Bajé del taburete, fui al cuarto trastero, saqué el tablón de anuncios y lo apoyé en la pared, encima del mármol. En la primera etapa procuro no poner ningún orden en las fichas. No hay censura, ni descartes, ni plan de juego. Me limito a registrar toda la información, a poner por escrito todo lo que se me ocurre en el momento. Las tarjetas relativas a la muerte de Isabelle eran de color verde. El accidente de Tippy figuraba en las de color naranja y las dramatis personae en las blancas. Cogí la cajita de las chinchetas y clavé fichas en el tablón. Cuando terminé, eran las cinco menos cuarto. Me senté en un taburete, apoyé los codos en el mármol y la barbilla en las manos. Observé los efectos, no muy elocuentes que digamos… una mescolanza de colores que no seguían ninguna pauta definida.

¿Qué buscaba? El vínculo, la contradicción; cualquier cosa que desentonara. Lo conocido bajo una nueva luz, lo desconocido que salía a la superficie. De vez en cuando quitaba todas las fichas y volvía a colocarlas al azar, o bien las ordenaba según esquemas distintos. Empecé a divagar sobre la muerte de Isabelle y dejé que los pensamientos siguieran su propio curso. El asesino debió de disfrutar contemplando el desarrollo de los hechos. Cabía incluso la posibilidad de que la inspiración hubiera surgido del acoso con que David Barney había hostigado a Isabelle. Se le pega un tiro a ésta, ¿y quién es el primer sospechoso? El asesino debía de conocer las costumbres de David Barney, es decir, tenía que haber sido una persona relacionada de manera natural con el lugar de los hechos, al menos lo suficiente como para estar al tanto de todo. Y, en esta categoría, entraba la mitad de los que conocían a Isabelle. Los Weidma

Allí había algo. Estaba casi segura de ello. Tal vez el enfoque, algún detalle informativo que no acababa de cuajar, la reinterpretación de los hechos tal como yo los conocía.

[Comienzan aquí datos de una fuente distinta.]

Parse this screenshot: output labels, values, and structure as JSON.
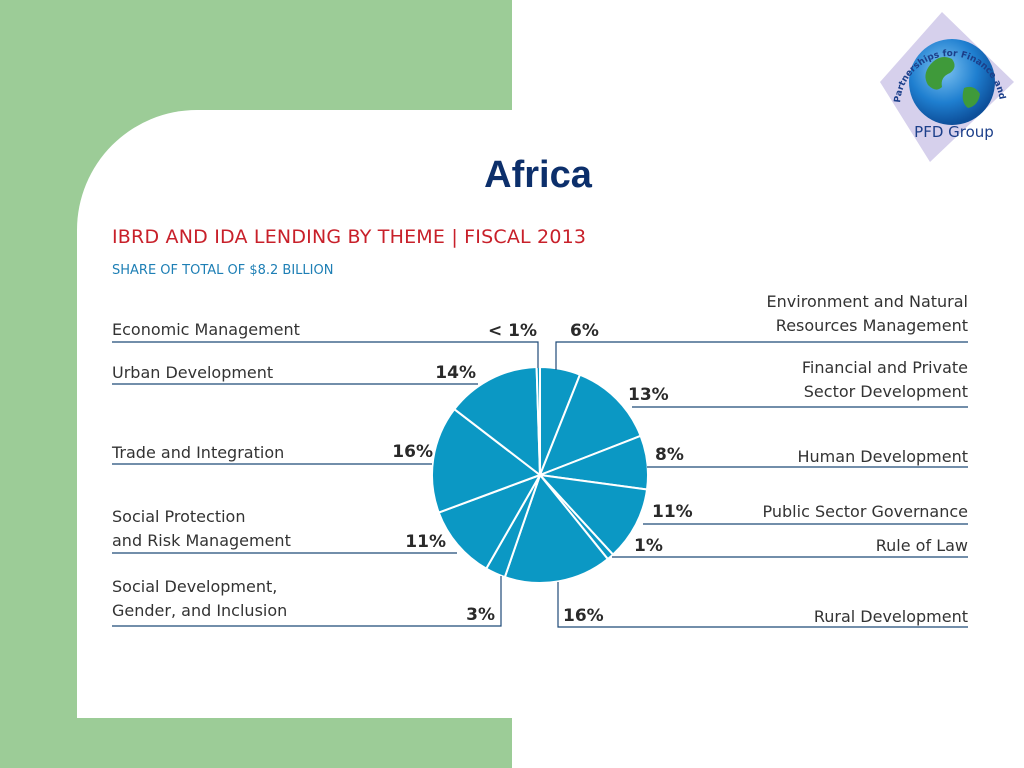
{
  "slide": {
    "title": "Africa"
  },
  "logo": {
    "text_top": "Partnerships for Finance and Development Group",
    "text_bottom": "PFD Group",
    "globe_color": "#1f7fd0",
    "diamond_color": "#d6d0ec"
  },
  "colors": {
    "background_green": "#9ccc97",
    "title_navy": "#0c2f6b",
    "chart_title_red": "#c8202a",
    "subtitle_blue": "#1e7fb5",
    "slice_fill": "#0b98c4",
    "slice_stroke": "#ffffff",
    "leader_line": "#1e4a78"
  },
  "chart_data": {
    "type": "pie",
    "title": "IBRD AND IDA LENDING BY THEME | FISCAL 2013",
    "subtitle": "SHARE OF TOTAL OF $8.2 BILLION",
    "total": "$8.2 billion",
    "slices": [
      {
        "label": "Environment and Natural Resources Management",
        "lines": [
          "Environment and Natural",
          "Resources Management"
        ],
        "value": 6,
        "display": "6%",
        "side": "right"
      },
      {
        "label": "Financial and Private Sector Development",
        "lines": [
          "Financial and Private",
          "Sector Development"
        ],
        "value": 13,
        "display": "13%",
        "side": "right"
      },
      {
        "label": "Human Development",
        "lines": [
          "Human Development"
        ],
        "value": 8,
        "display": "8%",
        "side": "right"
      },
      {
        "label": "Public Sector Governance",
        "lines": [
          "Public Sector Governance"
        ],
        "value": 11,
        "display": "11%",
        "side": "right"
      },
      {
        "label": "Rule of Law",
        "lines": [
          "Rule of Law"
        ],
        "value": 1,
        "display": "1%",
        "side": "right"
      },
      {
        "label": "Rural Development",
        "lines": [
          "Rural Development"
        ],
        "value": 16,
        "display": "16%",
        "side": "right"
      },
      {
        "label": "Social Development, Gender, and Inclusion",
        "lines": [
          "Social Development,",
          "Gender, and Inclusion"
        ],
        "value": 3,
        "display": "3%",
        "side": "left"
      },
      {
        "label": "Social Protection and Risk Management",
        "lines": [
          "Social Protection",
          "and Risk Management"
        ],
        "value": 11,
        "display": "11%",
        "side": "left"
      },
      {
        "label": "Trade and Integration",
        "lines": [
          "Trade and Integration"
        ],
        "value": 16,
        "display": "16%",
        "side": "left"
      },
      {
        "label": "Urban Development",
        "lines": [
          "Urban Development"
        ],
        "value": 14,
        "display": "14%",
        "side": "left"
      },
      {
        "label": "Economic Management",
        "lines": [
          "Economic Management"
        ],
        "value": 0.5,
        "display": "< 1%",
        "side": "left"
      }
    ]
  }
}
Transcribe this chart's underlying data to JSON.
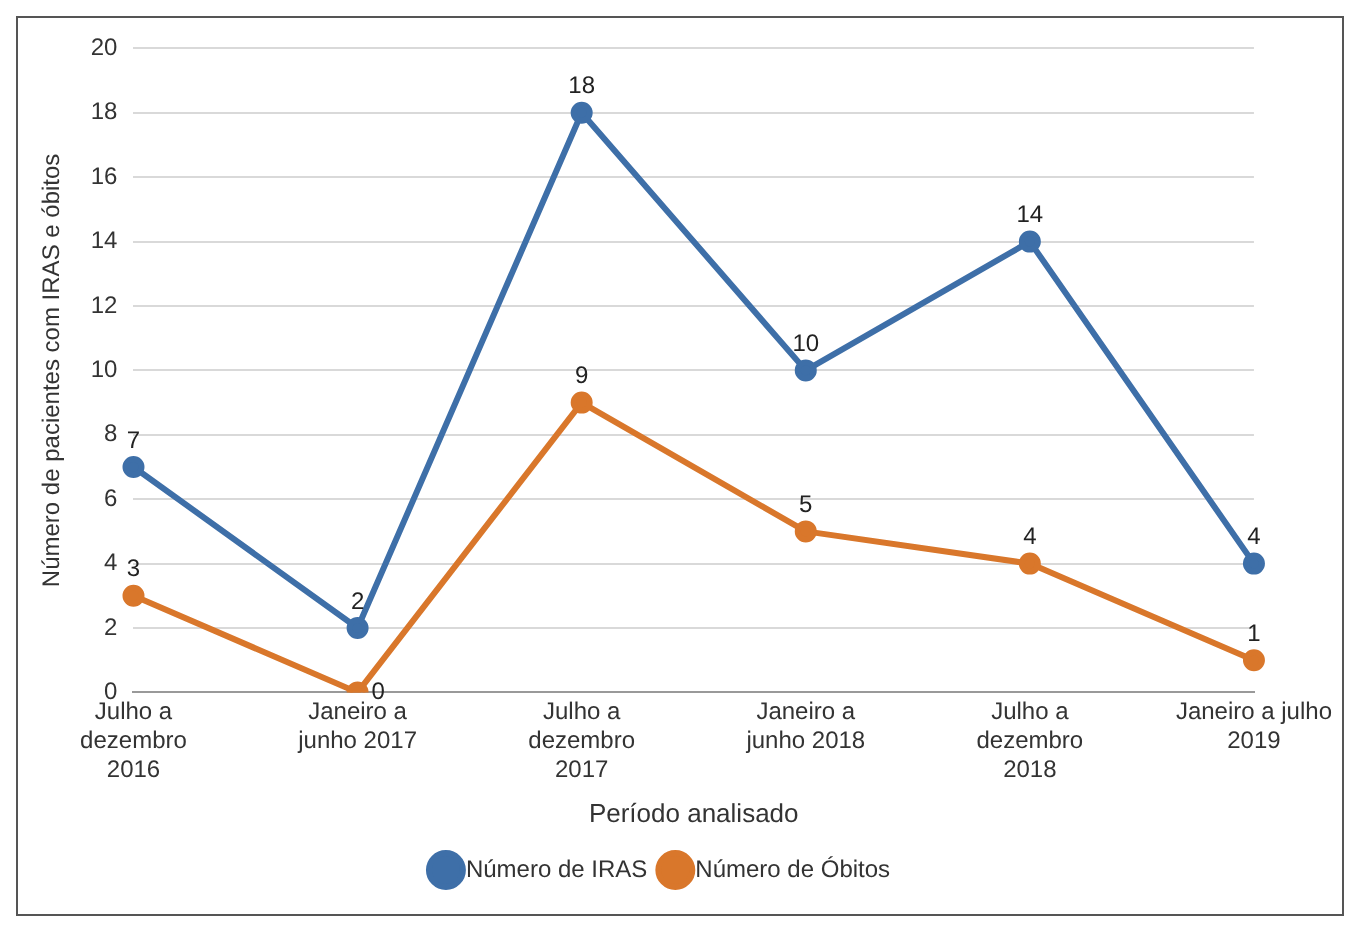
{
  "chart_data": {
    "type": "line",
    "xlabel": "Período analisado",
    "ylabel": "Número de pacientes com IRAS e óbitos",
    "categories": [
      "Julho a\ndezembro\n2016",
      "Janeiro a\njunho 2017",
      "Julho a\ndezembro\n2017",
      "Janeiro a\njunho 2018",
      "Julho a\ndezembro\n2018",
      "Janeiro a julho\n2019"
    ],
    "series": [
      {
        "name": "Número de IRAS",
        "color": "#3e6fa8",
        "values": [
          7,
          2,
          18,
          10,
          14,
          4
        ]
      },
      {
        "name": "Número de Óbitos",
        "color": "#d9772b",
        "values": [
          3,
          0,
          9,
          5,
          4,
          1
        ]
      }
    ],
    "ylim": [
      0,
      20
    ],
    "yticks": [
      0,
      2,
      4,
      6,
      8,
      10,
      12,
      14,
      16,
      18,
      20
    ],
    "grid": "y",
    "legend": "bottom",
    "marker": "circle",
    "line_style": "solid",
    "data_labels": true
  }
}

Di un bote cuando sonó el teléfono y el corazón arrancó peligrosamente, como un brioso corcel, bordeando la frontera del paro cardíaco.

Era Ida Ruth.

– Kinsey. Espero no interrumpir, pero acaban de llamarte de la oficina del coroner, un tal Walker. Parece que te ha dejado un recado en el contestador y luego ha llamado a este número. Quiere que le llames lo antes posible.

Me encajé el auricular en el cuello, entre la mandíbula y el hombro, mientras conseguía papel y lápiz.

– ¿Sabes el teléfono de Burt? ¿Te lo ha dado?

Me dictó el número. Lo marqué en cuanto colgó.